Девушка все одиннадцать лет крепкой дружбы ни разу не гневалась на известного друга до степени лютейшей ненависти, что способна сожрать тебя со всеми внутренностями. И сейчас Гермиона не узнавала себя совершенно, потому что эти ощущения, которые дотоле не сидели даже где-то на задворках сознания, вдруг расцвели пышным цветком, давая знать о себе раз по пять в сутки. Она смотрела на себя в зеркало, и ужасалась, прикладывая в испуге ладони к лицу раз за разом. В карих глазах, что раньше блистали самой светлой добротой и простодушностью, теперь горела огнеопасная злость. Пожар. Настоящий пожар злости. Язычки пламени отплясывали незамысловатый танец, сводящий с ума. Они шепчут какие-то страшные вещи.
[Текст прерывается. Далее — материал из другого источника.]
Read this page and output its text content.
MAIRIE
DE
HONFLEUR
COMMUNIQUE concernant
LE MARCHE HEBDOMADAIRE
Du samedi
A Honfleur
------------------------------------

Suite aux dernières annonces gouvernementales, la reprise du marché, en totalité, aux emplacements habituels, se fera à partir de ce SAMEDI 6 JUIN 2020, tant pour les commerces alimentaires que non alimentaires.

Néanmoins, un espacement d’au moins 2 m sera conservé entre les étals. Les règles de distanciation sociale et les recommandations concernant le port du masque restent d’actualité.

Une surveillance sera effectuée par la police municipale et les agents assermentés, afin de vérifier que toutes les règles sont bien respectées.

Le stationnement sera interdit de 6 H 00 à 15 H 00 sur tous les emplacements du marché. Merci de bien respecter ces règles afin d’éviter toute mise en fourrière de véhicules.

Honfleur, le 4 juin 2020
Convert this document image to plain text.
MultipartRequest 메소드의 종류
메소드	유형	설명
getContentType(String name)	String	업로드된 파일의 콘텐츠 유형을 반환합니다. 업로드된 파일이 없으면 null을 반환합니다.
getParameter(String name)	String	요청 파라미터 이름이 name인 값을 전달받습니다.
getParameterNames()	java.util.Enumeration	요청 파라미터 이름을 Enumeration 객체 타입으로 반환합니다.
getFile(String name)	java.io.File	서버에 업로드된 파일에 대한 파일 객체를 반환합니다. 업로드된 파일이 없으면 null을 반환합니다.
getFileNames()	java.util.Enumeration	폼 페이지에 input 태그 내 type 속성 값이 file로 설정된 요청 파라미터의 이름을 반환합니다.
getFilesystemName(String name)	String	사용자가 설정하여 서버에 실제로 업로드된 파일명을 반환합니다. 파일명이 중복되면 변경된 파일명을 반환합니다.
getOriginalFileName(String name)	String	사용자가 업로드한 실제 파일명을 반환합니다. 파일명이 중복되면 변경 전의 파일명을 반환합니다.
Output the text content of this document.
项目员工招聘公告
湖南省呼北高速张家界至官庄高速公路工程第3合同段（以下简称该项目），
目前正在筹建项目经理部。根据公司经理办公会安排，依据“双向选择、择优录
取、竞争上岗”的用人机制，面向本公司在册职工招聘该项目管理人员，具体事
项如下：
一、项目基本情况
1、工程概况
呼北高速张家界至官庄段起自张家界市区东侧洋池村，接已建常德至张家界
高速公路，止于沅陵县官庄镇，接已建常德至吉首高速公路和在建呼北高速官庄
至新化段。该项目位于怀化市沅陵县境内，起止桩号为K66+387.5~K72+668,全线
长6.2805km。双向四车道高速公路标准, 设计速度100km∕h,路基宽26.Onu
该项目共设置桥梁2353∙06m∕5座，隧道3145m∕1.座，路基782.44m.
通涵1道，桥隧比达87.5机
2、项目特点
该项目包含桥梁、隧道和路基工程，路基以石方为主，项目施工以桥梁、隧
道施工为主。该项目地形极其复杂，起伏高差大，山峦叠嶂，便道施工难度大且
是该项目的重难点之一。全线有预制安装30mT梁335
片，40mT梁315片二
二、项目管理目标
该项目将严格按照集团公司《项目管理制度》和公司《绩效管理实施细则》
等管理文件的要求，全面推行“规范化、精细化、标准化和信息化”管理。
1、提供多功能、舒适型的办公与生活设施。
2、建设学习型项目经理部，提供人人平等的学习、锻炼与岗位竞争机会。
Упрашивают Гермиону причинить зазнавшемуся парню любую боль, дабы отрезвить его от опьяняющей, хмельной славы. От славы, которая ему не принадлежит.
Сколько всего Гермиона подсказывала им... без её знаний, без её находчивости, без её смекалки, без её задумок... они ни на йоту бы не приблизилась к истинным ответам на волнующие вопросы, касающиеся Волан-де-морта. Безусловно, волшебный народ всего этого не знал. Может, догадывался, но точно не ведал. Однако Гарри мог сообщить это прессе. Заявить во всеуслышание: "Если бы не моя дражайшая подруга, враг не был бы мною повержен!" Но он промолчал. И не потому, что был в состоянии огромного ошеломления от осознания конца смертей и тьмы. Не потому, что не желал тихой и спокойной девушке долгого беспокойства в виде нескончаемых у порога дома журналистов и людей на каждом углу с расспросами. Гарри Джеймс Поттер понял, что клеймо избранного открывает для него все дороги. А Гермиона Джин Грейнджер останется всего лишь подружкой Поттера.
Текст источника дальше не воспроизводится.